A home is primarily a place to live, but truth be told, most homeowners hope to make a profit, known as a "capital gain," when they eventually sell their home. Sometimes, those hopes are realized; other times, homes are sold at a loss or perhaps just at break-even after the transaction costs are paid.
What determines house prices?
House prices fall under the principles of supply and demand. The value of an individual home depends on the location and condition of that home and how desirable it is to local buyers. Yet other factors, such as population growth, construction of new housing, the local job market, the relative affordability of rental housing, mortgage interest rates, household incomes and property taxes, all play a big role in home values. Savvy buyers and sellers know these factors can make a big difference in the price of a home and whether or not the home is sold for a financial gain or loss.

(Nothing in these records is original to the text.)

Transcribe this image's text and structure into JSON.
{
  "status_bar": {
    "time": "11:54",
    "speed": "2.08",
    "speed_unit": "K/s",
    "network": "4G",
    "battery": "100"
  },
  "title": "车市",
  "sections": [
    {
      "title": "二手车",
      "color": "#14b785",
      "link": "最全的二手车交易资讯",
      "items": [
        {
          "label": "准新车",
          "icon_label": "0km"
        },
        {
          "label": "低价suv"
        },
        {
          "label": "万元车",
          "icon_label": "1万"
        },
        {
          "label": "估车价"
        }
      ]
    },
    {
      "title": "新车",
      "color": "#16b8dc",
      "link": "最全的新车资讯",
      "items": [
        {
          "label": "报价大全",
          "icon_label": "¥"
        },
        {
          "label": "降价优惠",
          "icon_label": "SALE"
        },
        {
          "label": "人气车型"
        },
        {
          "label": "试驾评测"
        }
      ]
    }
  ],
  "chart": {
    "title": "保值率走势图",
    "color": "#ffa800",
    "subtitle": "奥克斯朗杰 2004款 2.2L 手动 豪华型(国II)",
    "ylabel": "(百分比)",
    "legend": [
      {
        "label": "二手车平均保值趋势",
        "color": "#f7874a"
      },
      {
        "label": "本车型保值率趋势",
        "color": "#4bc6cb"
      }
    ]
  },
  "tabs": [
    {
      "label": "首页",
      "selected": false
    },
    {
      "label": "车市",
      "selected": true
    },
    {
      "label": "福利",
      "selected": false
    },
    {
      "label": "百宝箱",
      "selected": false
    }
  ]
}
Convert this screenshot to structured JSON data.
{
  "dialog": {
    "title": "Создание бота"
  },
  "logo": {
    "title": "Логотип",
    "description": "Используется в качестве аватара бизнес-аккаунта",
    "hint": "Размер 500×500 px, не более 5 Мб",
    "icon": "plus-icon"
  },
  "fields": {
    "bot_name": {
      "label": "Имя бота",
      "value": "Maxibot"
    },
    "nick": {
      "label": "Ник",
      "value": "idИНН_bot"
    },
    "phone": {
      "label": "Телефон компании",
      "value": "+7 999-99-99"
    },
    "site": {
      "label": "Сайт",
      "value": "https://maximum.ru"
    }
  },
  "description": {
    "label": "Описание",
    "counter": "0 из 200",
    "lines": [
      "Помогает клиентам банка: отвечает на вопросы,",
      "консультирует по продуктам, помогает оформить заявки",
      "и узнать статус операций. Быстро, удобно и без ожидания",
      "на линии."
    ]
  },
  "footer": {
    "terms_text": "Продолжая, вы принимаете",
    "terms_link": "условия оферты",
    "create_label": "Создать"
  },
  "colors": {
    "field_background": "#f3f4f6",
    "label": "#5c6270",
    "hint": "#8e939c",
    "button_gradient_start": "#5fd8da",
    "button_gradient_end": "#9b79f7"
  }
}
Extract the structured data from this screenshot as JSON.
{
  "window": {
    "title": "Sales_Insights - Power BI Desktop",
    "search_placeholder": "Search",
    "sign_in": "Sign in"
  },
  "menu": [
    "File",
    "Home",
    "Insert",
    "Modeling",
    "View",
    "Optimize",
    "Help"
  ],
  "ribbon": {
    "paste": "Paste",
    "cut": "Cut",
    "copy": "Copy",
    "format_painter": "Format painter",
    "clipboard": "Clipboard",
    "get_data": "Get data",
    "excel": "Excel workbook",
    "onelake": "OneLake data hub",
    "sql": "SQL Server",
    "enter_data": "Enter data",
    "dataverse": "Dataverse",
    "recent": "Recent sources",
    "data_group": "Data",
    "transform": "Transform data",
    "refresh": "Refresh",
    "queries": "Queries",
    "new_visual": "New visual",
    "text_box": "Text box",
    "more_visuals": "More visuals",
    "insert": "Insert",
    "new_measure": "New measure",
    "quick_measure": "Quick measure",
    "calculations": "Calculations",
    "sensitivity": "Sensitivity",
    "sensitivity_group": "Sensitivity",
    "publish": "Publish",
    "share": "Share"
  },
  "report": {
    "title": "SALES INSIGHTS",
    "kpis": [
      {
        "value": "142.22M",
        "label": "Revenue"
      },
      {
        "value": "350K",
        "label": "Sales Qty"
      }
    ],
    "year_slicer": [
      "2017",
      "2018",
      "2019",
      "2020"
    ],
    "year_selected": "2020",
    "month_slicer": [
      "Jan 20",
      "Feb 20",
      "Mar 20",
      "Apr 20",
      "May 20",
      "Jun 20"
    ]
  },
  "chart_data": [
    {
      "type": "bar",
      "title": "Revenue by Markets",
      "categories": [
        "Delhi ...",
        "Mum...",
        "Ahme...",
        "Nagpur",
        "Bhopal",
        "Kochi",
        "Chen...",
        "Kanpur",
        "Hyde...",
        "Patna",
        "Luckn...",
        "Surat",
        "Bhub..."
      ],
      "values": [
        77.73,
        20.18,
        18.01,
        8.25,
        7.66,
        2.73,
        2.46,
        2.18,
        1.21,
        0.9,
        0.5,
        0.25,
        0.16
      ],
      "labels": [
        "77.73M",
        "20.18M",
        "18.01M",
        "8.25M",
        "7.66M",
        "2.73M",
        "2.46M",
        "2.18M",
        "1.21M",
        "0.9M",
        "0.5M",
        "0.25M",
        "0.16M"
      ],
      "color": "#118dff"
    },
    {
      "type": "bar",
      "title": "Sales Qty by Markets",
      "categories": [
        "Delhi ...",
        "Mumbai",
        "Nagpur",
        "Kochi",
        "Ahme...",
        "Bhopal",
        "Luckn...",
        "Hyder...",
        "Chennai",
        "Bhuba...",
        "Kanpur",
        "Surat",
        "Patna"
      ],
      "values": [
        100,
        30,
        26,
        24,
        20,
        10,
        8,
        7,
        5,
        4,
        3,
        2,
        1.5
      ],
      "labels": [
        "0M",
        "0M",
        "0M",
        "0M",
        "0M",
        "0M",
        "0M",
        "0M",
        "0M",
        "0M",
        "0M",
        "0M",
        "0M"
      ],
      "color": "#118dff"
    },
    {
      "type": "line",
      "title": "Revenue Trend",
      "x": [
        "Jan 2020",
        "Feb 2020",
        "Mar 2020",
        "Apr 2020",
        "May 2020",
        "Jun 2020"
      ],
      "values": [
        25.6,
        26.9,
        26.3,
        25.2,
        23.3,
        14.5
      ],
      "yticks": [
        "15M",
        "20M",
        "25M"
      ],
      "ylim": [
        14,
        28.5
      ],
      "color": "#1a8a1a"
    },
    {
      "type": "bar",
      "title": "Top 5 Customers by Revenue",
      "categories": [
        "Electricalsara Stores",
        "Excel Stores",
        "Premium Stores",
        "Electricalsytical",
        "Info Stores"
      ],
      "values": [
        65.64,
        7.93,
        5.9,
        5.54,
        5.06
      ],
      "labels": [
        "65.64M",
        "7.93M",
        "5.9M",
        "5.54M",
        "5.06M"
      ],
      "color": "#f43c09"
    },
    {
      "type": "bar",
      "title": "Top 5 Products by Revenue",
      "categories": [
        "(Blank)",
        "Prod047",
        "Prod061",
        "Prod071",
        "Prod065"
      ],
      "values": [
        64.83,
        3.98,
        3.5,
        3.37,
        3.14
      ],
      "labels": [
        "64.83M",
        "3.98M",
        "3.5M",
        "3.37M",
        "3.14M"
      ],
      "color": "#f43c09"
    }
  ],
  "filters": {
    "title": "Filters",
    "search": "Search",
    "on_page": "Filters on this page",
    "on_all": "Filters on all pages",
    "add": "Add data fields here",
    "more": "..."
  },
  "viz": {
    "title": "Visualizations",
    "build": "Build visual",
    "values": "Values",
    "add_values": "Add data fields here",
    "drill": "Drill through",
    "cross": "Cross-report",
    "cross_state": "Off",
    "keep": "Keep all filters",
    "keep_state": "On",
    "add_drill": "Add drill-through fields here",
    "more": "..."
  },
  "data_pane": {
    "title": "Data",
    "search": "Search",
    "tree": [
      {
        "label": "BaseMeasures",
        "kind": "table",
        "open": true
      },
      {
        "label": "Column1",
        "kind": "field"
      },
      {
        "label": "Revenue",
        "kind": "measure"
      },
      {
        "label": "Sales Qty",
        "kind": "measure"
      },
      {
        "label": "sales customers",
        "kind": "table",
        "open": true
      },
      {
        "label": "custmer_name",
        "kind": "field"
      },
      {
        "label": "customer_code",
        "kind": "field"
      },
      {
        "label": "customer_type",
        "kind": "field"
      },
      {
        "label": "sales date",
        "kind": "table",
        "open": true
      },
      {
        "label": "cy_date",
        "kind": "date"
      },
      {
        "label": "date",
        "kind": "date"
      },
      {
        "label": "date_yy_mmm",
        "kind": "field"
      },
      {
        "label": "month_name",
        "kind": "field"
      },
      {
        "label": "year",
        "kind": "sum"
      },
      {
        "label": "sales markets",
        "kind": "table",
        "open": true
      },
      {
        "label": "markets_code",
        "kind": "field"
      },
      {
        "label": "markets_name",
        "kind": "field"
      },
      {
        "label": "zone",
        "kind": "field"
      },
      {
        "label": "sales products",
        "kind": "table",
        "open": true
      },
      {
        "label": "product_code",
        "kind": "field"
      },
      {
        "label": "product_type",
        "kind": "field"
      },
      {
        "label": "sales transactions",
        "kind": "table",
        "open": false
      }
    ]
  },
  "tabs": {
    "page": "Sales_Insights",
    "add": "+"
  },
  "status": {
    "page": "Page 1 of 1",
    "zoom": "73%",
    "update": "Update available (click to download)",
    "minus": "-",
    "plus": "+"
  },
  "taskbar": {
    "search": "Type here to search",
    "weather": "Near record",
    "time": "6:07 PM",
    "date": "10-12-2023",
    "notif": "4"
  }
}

Population and job growth boost demand for housing
Population growth generally translates into higher home prices since more people create more demand for housing. An influx of new residents and increased household formation (when young people move out on their own) are two examples of factors that increase demand. Many coastal cities have experienced strong population growth and higher home prices in recent years.
Cities that have relatively high unemployment or a net loss of jobs over time may experience weak housing markets and lower home prices while cities that have a growing job market, high-paying jobs and rising salaries and bonuses tend to have higher home prices. The presence of major employers who relocate large numbers of workers into the area can contribute to higher home prices as well. Detroit is an example of a city where loss of jobs has depressed home prices.
Construction of large tracts of new homes also can impair the prices of existing homes since those new residences add to the supply of available housing. Cities such as San Francisco and Boston where the supply of vacant land is limited and empty lots are expensive tend to have higher home prices as a result.
Strong markets mean fatter gains
For buyers, market factors may influence whether they opt to purchase or rent a home and, if they decide to buy, how much money they'll need to spend. For homeowners, these factors may affect the timing of when they decide to sell their home and whether they'll then purchase another home or become renters.
The bottom line is that a profitable home sale is more likely in a locale where market factors are positive for housing. Population growth, strong employment and a limited supply of land all increase the chances of home price appreciation.